The Irish Christmas Meal isn’t as crisply defined as people think it is, in any case. Most people of my generation would say that it includes turkey (roast), ham (baked), potatoes (roast and mashed), carrots, brussels sprouts, stuffing, and gravy, followed (possibly some hours later) by Christmas pudding, Christmas cake and mince pies. But I guarantee you some Irish person reading this is going “wait, what about the [thing we always had at home]?” There’s a peculiarity of Irish life (again, specifically for my generation and older) which includes remarkably little exposure to other people’s family habits; many Irish people will only have been in a dozen different people’s houses through their entire childhood (maybe a few more if there’s a big, close family), and they’ll often have eaten exactly the same Christmas meal in exactly the same house for 18 years or so growing up. So a lot of things which are assumed to be traditional everywhere are actually unique to one household or set of siblings or cousins.
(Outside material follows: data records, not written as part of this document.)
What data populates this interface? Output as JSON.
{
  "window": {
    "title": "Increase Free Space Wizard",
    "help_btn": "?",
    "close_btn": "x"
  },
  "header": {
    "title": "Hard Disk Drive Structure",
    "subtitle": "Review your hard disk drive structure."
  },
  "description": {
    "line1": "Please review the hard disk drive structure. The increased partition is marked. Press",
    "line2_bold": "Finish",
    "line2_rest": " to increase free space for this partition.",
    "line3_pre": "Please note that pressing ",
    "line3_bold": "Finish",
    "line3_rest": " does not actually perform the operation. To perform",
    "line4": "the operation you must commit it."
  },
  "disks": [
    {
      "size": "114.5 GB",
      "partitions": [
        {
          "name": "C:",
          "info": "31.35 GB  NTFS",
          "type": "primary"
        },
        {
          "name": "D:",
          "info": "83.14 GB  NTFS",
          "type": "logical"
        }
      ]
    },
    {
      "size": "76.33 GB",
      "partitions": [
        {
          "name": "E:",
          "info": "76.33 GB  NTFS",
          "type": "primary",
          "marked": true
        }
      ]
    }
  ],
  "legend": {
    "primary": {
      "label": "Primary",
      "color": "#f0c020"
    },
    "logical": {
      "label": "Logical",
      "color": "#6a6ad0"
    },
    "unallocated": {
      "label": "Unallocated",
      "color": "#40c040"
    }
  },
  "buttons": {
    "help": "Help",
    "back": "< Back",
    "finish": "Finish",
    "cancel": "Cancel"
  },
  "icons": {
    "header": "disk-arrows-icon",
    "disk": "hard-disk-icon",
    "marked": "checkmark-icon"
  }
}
Some things which are “traditional” aspects of the meal for Irish people I know: prawn cocktail starters; cranberry sauce; American gravy (the white, roux-based kind); smoked salmon; baked salmon; croissants; nut loaf; boiled cabbage; stir-fried cabbage; parsnips; mashed turnip; green bean casserole (almost certainly the same as the American Thanksgiving dish); trifle; Danish butter biscuits; Vienetta ice cream; bread sauce; goose (instead of turkey); melon (I think as a starter); spiced beef (a Cork thing, as far as I can make out); and in one ex-workmate’s house, home-made fish fingers.
I suspect that these isolated traditions - or indeed, the concept of a completely traditional, same-every-year Christmas meal - are on the way out at this stage, due to a combination of TV and film exposure to other (largely American) menus, magazines extolling the merits of something other than the usual to bored cooks, and the simple effect of more complex family structures with emigration, immigration, divorce, and greater distance between households. I don’t think this is a bad thing, either; I gather from a good few acquaintances that the stresses of producing The Family Christmas As It Was When We Were Kids are second only to moving house. Indeed, I had a conversation with a member of the Defence Forces at a conference wherein she noted that Christmas in the army in Liberia had been less stressful than cooking at home.
Our table this year will have the major components of the Finnish Christmas meal, with additions of various kinds from elsewhere. Because I’ll be working up to Christmas Eve, I won’t be doing much of it, although I’ll see about making some contributions in the evenings coming up to it.
I’d like to hear about your traditional foods - the more so if there’s something in there that you think is unusual.
This issue has been brought to you by an eased lockdown, temporary employment, some actual frosts, a visit to the other St. John’s Wood, and cats of increasing size. Eat well, and I shall write again soon.